The Thog Files. Another reason for a Thog submission failing to appear in Ansible may be that the quotation, rather than provoking an immediate smile, needs a little thought to work out just what's wrong. Nonie Rider understands this: "Too many words not fit in Thog's head, but here's a 'Lenape shell tools were better than we thought!' special for your own amusement: 'New York is a city of forgotten secrets. / Perhaps it began ten thousand years ago, when a glacier buried an entire forest alive beneath what is now the Upper West Side. Ten centuries later, workmen digging a new subway tunnel came across all those lost trees deep underground, frozen in time. They had to cut through them with chain saws just to keep digging.' (Scott Mebus, The Gods of Manhattan, 2008)."

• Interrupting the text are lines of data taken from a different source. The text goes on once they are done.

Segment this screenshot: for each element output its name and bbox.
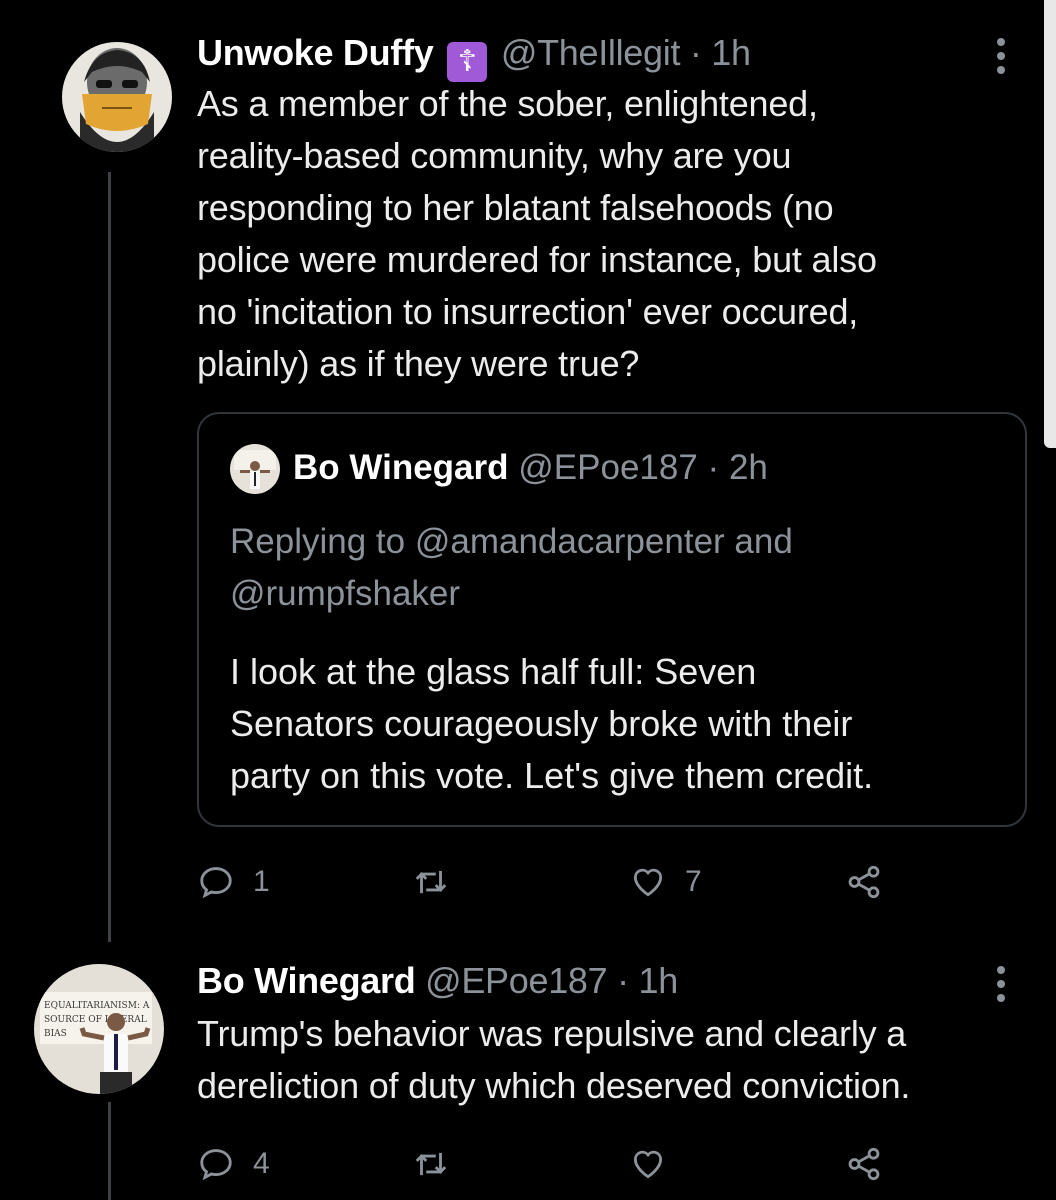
display-name[interactable]: Bo Winegard: [293, 448, 509, 487]
avatar[interactable]: [62, 42, 172, 152]
tweet-text: Trump's behavior was repulsive and clear…: [197, 1013, 911, 1106]
display-name[interactable]: Unwoke Duffy: [197, 32, 434, 73]
svg-text:SOURCE OF LIBERAL: SOURCE OF LIBERAL: [44, 1015, 147, 1025]
heart-icon: [633, 868, 663, 897]
retweet-button[interactable]: [412, 860, 450, 904]
timestamp[interactable]: 1h: [711, 32, 751, 73]
orthodox-cross-icon: ☦: [447, 42, 488, 82]
reply-icon: [200, 867, 232, 899]
tweet-text: As a member of the sober, enlightened, r…: [197, 83, 877, 384]
share-icon: [848, 865, 880, 899]
share-button[interactable]: [845, 1142, 883, 1186]
retweet-button[interactable]: [412, 1142, 450, 1186]
more-options-icon[interactable]: [997, 38, 1007, 80]
handle[interactable]: @TheIllegit: [501, 32, 681, 73]
tweet-card[interactable]: EQUALITARIANISM: A SOURCE OF LIBERAL BIA…: [0, 940, 1040, 1200]
retweet-icon: [415, 1152, 447, 1176]
heart-icon: [633, 1150, 663, 1179]
reply-button[interactable]: 4: [197, 1142, 270, 1186]
quoted-tweet[interactable]: Bo Winegard @EPoe187 · 2h Replying to @a…: [197, 412, 1027, 827]
reply-icon: [200, 1149, 232, 1181]
timestamp[interactable]: 2h: [729, 448, 768, 487]
tweet-actions: 4: [197, 1142, 917, 1186]
display-name[interactable]: Bo Winegard: [197, 960, 416, 1001]
svg-text:EQUALITARIANISM: A: EQUALITARIANISM: A: [44, 1001, 150, 1011]
svg-text:BIAS: BIAS: [44, 1029, 67, 1039]
separator: ·: [689, 32, 702, 73]
handle[interactable]: @EPoe187: [518, 448, 698, 487]
replying-to: Replying to @amandacarpenter and @rumpfs…: [230, 522, 793, 613]
tweet-actions: 1 7: [197, 860, 917, 904]
avatar[interactable]: EQUALITARIANISM: A SOURCE OF LIBERAL BIA…: [34, 964, 164, 1094]
separator: ·: [707, 448, 720, 487]
reply-button[interactable]: 1: [197, 860, 270, 904]
tweet-card[interactable]: Unwoke Duffy ☦ @TheIllegit · 1h As a mem…: [0, 0, 1040, 930]
like-button[interactable]: [629, 1142, 667, 1186]
reply-count: 1: [253, 865, 270, 898]
share-button[interactable]: [845, 860, 883, 904]
handle[interactable]: @EPoe187: [425, 960, 608, 1001]
retweet-icon: [415, 870, 447, 894]
separator: ·: [617, 960, 629, 1001]
more-options-icon[interactable]: [997, 966, 1007, 1008]
tweet-header: Bo Winegard @EPoe187 · 1h: [197, 960, 678, 1002]
scrollbar[interactable]: [1044, 0, 1056, 448]
quoted-tweet-header: Bo Winegard @EPoe187 · 2h: [293, 448, 768, 488]
like-button[interactable]: 7: [629, 860, 702, 904]
like-count: 7: [685, 865, 702, 898]
share-icon: [848, 1147, 880, 1181]
quoted-tweet-text: I look at the glass half full: Seven Sen…: [230, 651, 874, 796]
avatar: [230, 444, 280, 494]
tweet-header: Unwoke Duffy ☦ @TheIllegit · 1h: [197, 32, 751, 82]
reply-count: 4: [253, 1147, 270, 1180]
timestamp[interactable]: 1h: [638, 960, 678, 1001]
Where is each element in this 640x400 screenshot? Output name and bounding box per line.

As Others Saw Us. The Ansible "As Others See Us" department should, I feel, stick to contemporary coverage. So when Martin Morse Wooster sends nine-year-old snippets, I keep them for CC: "Hooray! St Hilda's College, Oxford, will once again echo to the patter of hairy feet, with the Tolkien Society's 2004 'Oxonmoot.' This is the year's main social event for tragic hobbit obsessives – sorry, that's a low blow, and quite undeserved." (The Spectator, 7 August 2004) Perhaps nowadays the Speccie has adopted the happy net convention of following cheap insults with a little smiley face which is somehow supposed to make it all right but, exactly as above, doesn't.
The Letter Column
An Anonymous Correspondent communicates a passage from "Kate Orman's Night of the Living Dad, which is now extremely out of print ... describing how some time travellers got stranded on Earth:
"We appeared halfway between Earth and Mars, and limped as close to Earth as we dared." He was tapping keys, bringing up the inventory program. "Then we sent the ship on a course for the sun and crammed ourselves into an escape pod."
"Where did you land?"
"In the Welsh countryside. We were lucky to come down over land. Hogan got married nine years ago. He's living in Upper Norwood. Beilby died of the common cold. And no one knows what happened to Langford."
Ralph Houston on last issue's Language Lesson:
I liked the item about barley sugar doing the full circle. It reminded me of something similar. The Dutch word for rampart or indeed bulwark is bolwerk. The French took it to mean the road on top and it became boulevard. The Dutch in turn liked this word and re-imported it, so now you can have a boulevard running along the top of a bolwerk.
Yvonne Rousseau passed on a fragment of Thoggish pedantry from an Australian paper:
I did not know testicles could write. In his review of Ian Morris's Why the West Rules – For Now ("Backwardness has its advantages", February 19-20), Cameron Woodhead reveals that at least one pair could do so: "While writing his magnum opus, Decline and Fall of the Roman Empire, Edward Gibbon's testicles swelled to grotesque size." If they were writing now, would they use a ballpoint pen instead of a quill?
(Tony English, Glenalta, South Australia, letter in Weekend Australian, 5-6 March 2011)
Martin Morse Wooster unearthed a passage of British political doomsaying:
This is from a section in the May 20, 1981 Hansard called "Control of Space Invaders and Other Electronic Games" in which George Foulkes, Labour member for South Ayrshire, proposed national regulations on video games. The House of Commons decided not to consider Foulkes's bill by a 114-94 margin. "Space Invaders" is not capitalized in Hansard.
"This is what is happening to our young people. They play truant, miss meals, and give up other normal activity to play 'space invaders.' They become crazed, with eyes glazed, oblivious to everything around them, as they play the machines. It is difficult to appreciate unless one has seen it for oneself. I suggest that right hon. and hon. members who have not seen it should go incognito to an arcade or café in their own areas and see the effect that it is having on young people. The machines that have a target of the highest previous score obtained particularly attract a youngster to play them again and again in an effort to beat the previous record. There is little hope of the craze fading, because the current machines have an interest span of about two years, compared with seven months for most amusement machines. There are second and further generations of more advanced machines to hook the kids if the attraction of the previous machines should fade, including one with a three-dimensional effect."
So nothing was done to nip this evil in the bud, with the horrid effects that we see around us today.